Hier encore, le cabinet de guerre de Benjamin Netanyahu continuait de plancher sur la manière la plus adéquate de répondre à l’attaque aux bombes volantes lancée le week-end dernier par la République islamique, en représailles à la frappe israélienne du 1er avril contre le consulat iranien à Damas. Parallèlement, Téhéran se promettait une fois de plus de réagir encore plus durement à toute action israélienne. Face au choc de ces implacables volontés, le tout est donc de savoir laquelle des deux pourrait se risquer à franchir le seuil fatidique. Oui, laquelle se hasardera à placer le décisif coup au but, le coup de trop, le smash qui transformerait en guerre totale ce qui, en dépit de son caractère hautement volatil, n’est encore qu’un rude et spectaculaire échange de politesses entre militaires où l’on voit les adversaires se repasser à tour de rôle le brûlant ballon.
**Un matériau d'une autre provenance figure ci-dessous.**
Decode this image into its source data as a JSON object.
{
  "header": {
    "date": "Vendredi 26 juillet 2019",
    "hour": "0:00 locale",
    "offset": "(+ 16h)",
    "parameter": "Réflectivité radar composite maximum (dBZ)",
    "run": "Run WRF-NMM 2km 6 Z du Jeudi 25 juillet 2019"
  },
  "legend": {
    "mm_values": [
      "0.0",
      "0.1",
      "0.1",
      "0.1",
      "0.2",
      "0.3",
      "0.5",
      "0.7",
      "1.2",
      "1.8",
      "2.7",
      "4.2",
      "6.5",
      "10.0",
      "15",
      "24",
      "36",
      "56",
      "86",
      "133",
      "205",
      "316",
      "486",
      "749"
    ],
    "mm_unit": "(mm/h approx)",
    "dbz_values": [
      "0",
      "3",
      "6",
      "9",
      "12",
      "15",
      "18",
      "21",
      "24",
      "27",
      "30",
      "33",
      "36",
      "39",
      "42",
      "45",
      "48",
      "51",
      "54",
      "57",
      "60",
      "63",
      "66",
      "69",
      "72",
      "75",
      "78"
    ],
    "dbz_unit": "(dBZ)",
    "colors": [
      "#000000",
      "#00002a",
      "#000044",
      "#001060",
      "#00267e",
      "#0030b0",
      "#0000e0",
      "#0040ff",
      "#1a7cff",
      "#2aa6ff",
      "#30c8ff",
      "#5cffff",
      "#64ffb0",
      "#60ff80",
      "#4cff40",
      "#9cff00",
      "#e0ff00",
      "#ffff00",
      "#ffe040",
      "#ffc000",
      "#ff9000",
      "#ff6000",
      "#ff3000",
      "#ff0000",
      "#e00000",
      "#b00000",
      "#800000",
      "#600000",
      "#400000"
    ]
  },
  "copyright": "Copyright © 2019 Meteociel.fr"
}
C’est précisément là qu’entrent en scène les majors américain et russe pour inciter au calme ces deux turbulentes puissances régionales. Avant même que de lancer (mais seulement après préavis) ses engins, ainsi voués à une annihilation quasi certaine, l’Iran, usant des relais postaux turcs ou émiratis, semble avoir pris soin d’informer les États-Unis qu’il ne fallait voir dans cette corrida aérienne qu’un baroud d’honneur ne reflétant nul désir de s’aventurer plus loin. De telles assurances ne pouvaient qu’être douce musique pour les oreilles de l’administration Biden. Car s’ils ont activement pris part au massacre de missiles, entraînant dans leur sillage Britanniques, Français et même Jordaniens ; s’ils se proposent d’infliger un nouveau train de sanctions à l’Iran, les Américains ont bien signifié à leur protégé israélien qu’en aucun cas ils ne s’associeraient à leur revanche annoncée. Faisant écho aux inquiétudes US, Vladimir Poutine a appelé les protagonistes à la retenue, mettant en garde contre les conséquences catastrophiques qu’aurait toute escalade pour l’ensemble de la région.
Tout cela est-il toutefois suffisant pour faire entendre raison à un Netanyahu acculé à jouer sa survie politique sur les champs de bataille, et lui-même débordé à sa droite par les va-t-en-guerre qu’inclut son gouvernement ? Et maintenant que la confrontation l’oppose directement à l’Iran et non plus à ses affidés, de quel prix en pertes humaines et en destructions Israël est-il prêt à payer le grand saut, s’il devait s’y résoudre ? Pour nombre d’experts, on aurait bien tort ainsi de tenir pour risible pétard mouillé les salves de drones et de missiles neutralisées avec fracassant succès. Qu’arriverait-il en effet si non plus 300 mais 3 000 engins étaient catapultés d’une seule volée – et sans préavis cette fois – ce qui porterait à saturation les barrages de défense, pour prodigieusement performants qu’ils puissent être ? Et surtout, quel intérêt auraient les Israéliens à neutraliser par knock-out un Iran dont l’expansionnisme effréné et les menées déstabilisatrices ont eu pour inimaginable effet de jeter plus d’un État arabe dans leurs bras ?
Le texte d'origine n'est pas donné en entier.